I have to get going. It's late. I need sleep. And there are too many things to do in preparation for our massive life change for me to be blogging. Regular posts should resume sometime in September. That's my guess. Until then, l'chaim!
Tuesday, July 10, 2007
mmm... donuts!
In the last couple weeks, I've seen several trailers for the movie, and I admit, I really want to see it now! I'm looking forward to "Spider Pig." This morning, I discovered this website, and now I'm really excited. I created my own Simpsons avatar (see left). Pretty good resemblance, don't you think? Well, except that I only ever wear skirts (there was only one option for pants).
There's a definite trend in my avatars. First, my blog profile picture. Then my Meez character. And now Kelly Cox Simpson. Although I must say, this is the first time I've been able to endow my avatar with Rubenesque proportions -- something I've been frustratingly unable to do before now.
By the way, did I mention that I'm going to have Nick Arrojo cut my hair again? I must be insane! This will be the last time, really. After this, I would have to travel 250 miles to get to Arrojo Studio. Too far!
All right, I have a boatload of things to do today. Only 34 days until everything in our life is completely different. Details to follow. Someday.
Thursday, July 05, 2007
blogger shake
Wednesday, July 04, 2007
are you kidding me? (part ii)
Tuesday, July 03, 2007
cleaning out
My favorite lines are, "This means allowing myself to feel a sudden hatred for objects I’ve been moving around for years. I spend the day muttering."
Barn Cleaning
by Verlyn Klinkenborg
I begin with the premise that the barn will never be clean. It has a dirt floor, and hay is always sifting down from the loft. Swallows have nested over the light fixtures, the chipmunks are everywhere and someone has dug a very proud hole under the wall near the horse tank. I can’t make it clean, but I can recover some territory. I’m not a real farmer, but I have a real farmer’s hoarding instinct — the belief that the thing I’m about to throw out will be just the thing I need down the road. Right now I’m trying to keep myself from throwing out a rubber feed pan that one of the horses has pawed a hole in. I have no idea what I would ever use it for, but that isn’t really the point. It isn’t a matter of knowing, looking forward. It’s a matter of not regretting, looking back.

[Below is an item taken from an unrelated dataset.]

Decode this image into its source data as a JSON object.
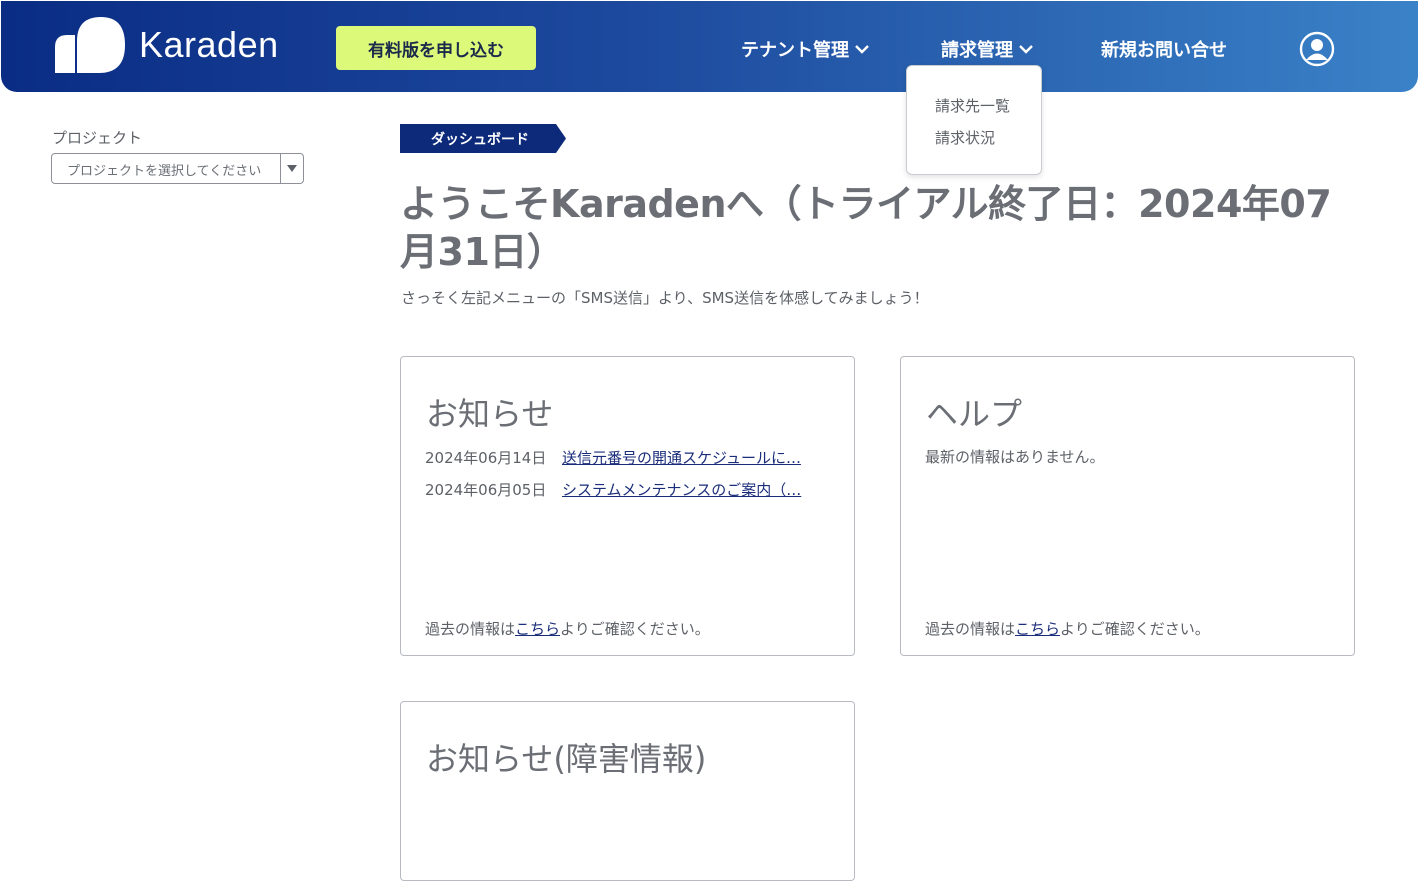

But what I regret right now is all this junk, and so I’m cleaning the barn. This means allowing myself to feel a sudden hatred for objects I’ve been moving around for years. I spend the day muttering. I tear apart an old tool bench I have loathed all this time. I throw out the previous owner’s electric waterers and the 8-foot yard hydrant with the bend in the middle and the plastic tarps that are full of holes. I see with some clarity the limits of my character and, in a sense, the limits of my life. I love the gratification of fixing what is broken, but it takes a certain kind of breaking for me to be able to do any good. I am never going to be able to weld in a hay barn.
I stop sometimes to watch the swallows fly through the barn or to admire the fact that all the sockets are now in one place. I pretend that I will know in a week where I put everything today. I spend a moment or two admiring the dried up litter of immature mice I found in a drawer. And I finally admit to myself that a half-decomposed box of books that has lived in the barn for a decade has lost its place in civilization. So I load the books one by one — Derrida’s “Of Grammatology,” Frye’s “The Great Code,” even my old copy of Heidegger’s “Being and Time” — into the tractor bucket with a great wad of used baling twine. The burn pile or the Dumpster? That is an easy question. The books flutter down from the bucket on high onto an old hayrack on the floor of the Dumpster. I try to decide if I will have to answer for this someday.